Last week, at an event co-sponsored by the National Academy for Public Administration and the Volcker Alliance, a report laying out priorities for using performance measurement in the next administration was presented as one of a series of transition reports that NAPA has commissioned in various areas of public management.
In some sense, the report's headline was its co-authors -- Robert Shea, who ran the George W. Bush administration's performance measurement efforts from the Office of Management and Budget, and Shelley Metzenbaum, who had the same job in the President Barack Obama's first term. (Full disclosure: Metzenbaum and I are married.) I welcome correction if I have missed earlier examples (please comment in the blog's comment section if you have some), but I can't think of a single earlier example of a situation where senior officials with the same job in two different administrations have jointly issued a set of recommendations to their successor about what approach to follow.
Watching this year's election season, it is hard to avoid the view that our country would be better off if what Shea and Metzenbaum have done happened more often. Continuity is particularly important for implementing systemic management reforms, such as making performance measurement an accepted part of how the government does business, since these reforms typically are low visibility and can easily be put off track by starts and stops with every new administration. (Believing this to be important, when I became administrator of the Office of Federal Procurement Policy at the beginning of the Bill Clinton administration, I asked my Republican predecessor Al Burman to tell me the one or two of his most important initiatives, and I more or less promised to continue them during my service.)

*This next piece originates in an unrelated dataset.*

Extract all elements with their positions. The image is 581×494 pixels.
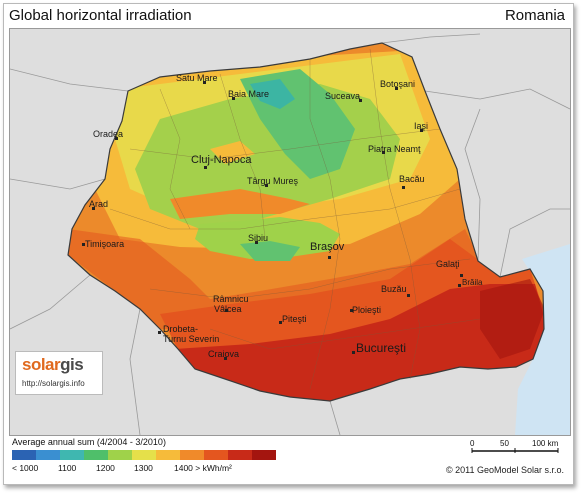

Early on, the report states what I consider perhaps the most cogent brief justification for managing with performance measures I have seen. Without performance measurement, "government and its partners [carry] out activities they hope will work without knowing whether they, in fact, do. Moreover, it lacks the means to inform and encourage continual improvement once effective practices are identified."
The beginning of the report also includes an overview of efforts to involve the federal government in performance measurement since passage of the Government Performance and Results Act at the beginning of the Clinton administration in 1993, and through efforts under Bush and Obama. In the spirit I have suggested here, the report wants to "ensure we build on the lessons of the past rather than start anew."
Quite impressively, Shea has signed on to a document that mixes praise for the efforts of the Bush administration to raise the visibility of performance measurement with some criticism of the creation of a compliance culture around the measures, where "program managers too often failed to engage and viewed measurement and evaluation as irritating burdens rather than helpful tools."
I think the biggest substantive theme of the report was urging steps to encourage information sharing and learning among people working on the front lines on performance measurement in agencies. As I wrote in a different context in a blog post a number of months ago about Challenge.gov, one of the main contributions governmentwide or interagency organizations can make to management improvement is precisely to establish fora for people working in some area in different agencies to talk and compare notes.
The report proposes establishment of "a performance management knowledge exchange network that enables the federal government, state and local governments, non-profit organizations, and other partners and stakeholders to adopt the most effective outcomes-focused performance and evidence-based management practices to address shared problems and pursue opportunities." (This sounds a bit too much like a certifying body for my taste, I would prefer more informal information-sharing.) A very practical suggestion is to "enable sorting across goals by program type" on the Performance.gov site "to facilitate cross-agency learning and collaboration."
Toward the end, the report makes a number of specific recommendations for new initiatives by the next administration that could deepen the practice of performance measurement in government. They suggest testing "use of on-line crowd-sourcing and feedback via Performance.gov and other platforms to get constructive feedback on goals, measures, evidence, and strategies." And, interestingly, the report suggests putting the most-senior OMB budget officials, program associate directors, in charge as goal leaders for a mission-oriented cross-agency priority goal. This would be a valuable step forward if senior OMB budget officials agreed to it. (In my experience, these leaders are often allergic to management.)
With the kind of endorsement this report represents, chances are good that we will now be having four presidents in a row who endorse this.
I often said when I first started teaching young Kennedy School students about this just before the beginning of this millennium that it was my hope that their generation of public servants would find using performance measurement to manage in government as natural as their counterparts in the private sector found it to be on their jobs. We are not there yet, but we keep getting closer. Thanks, Robert and Shelley for helping.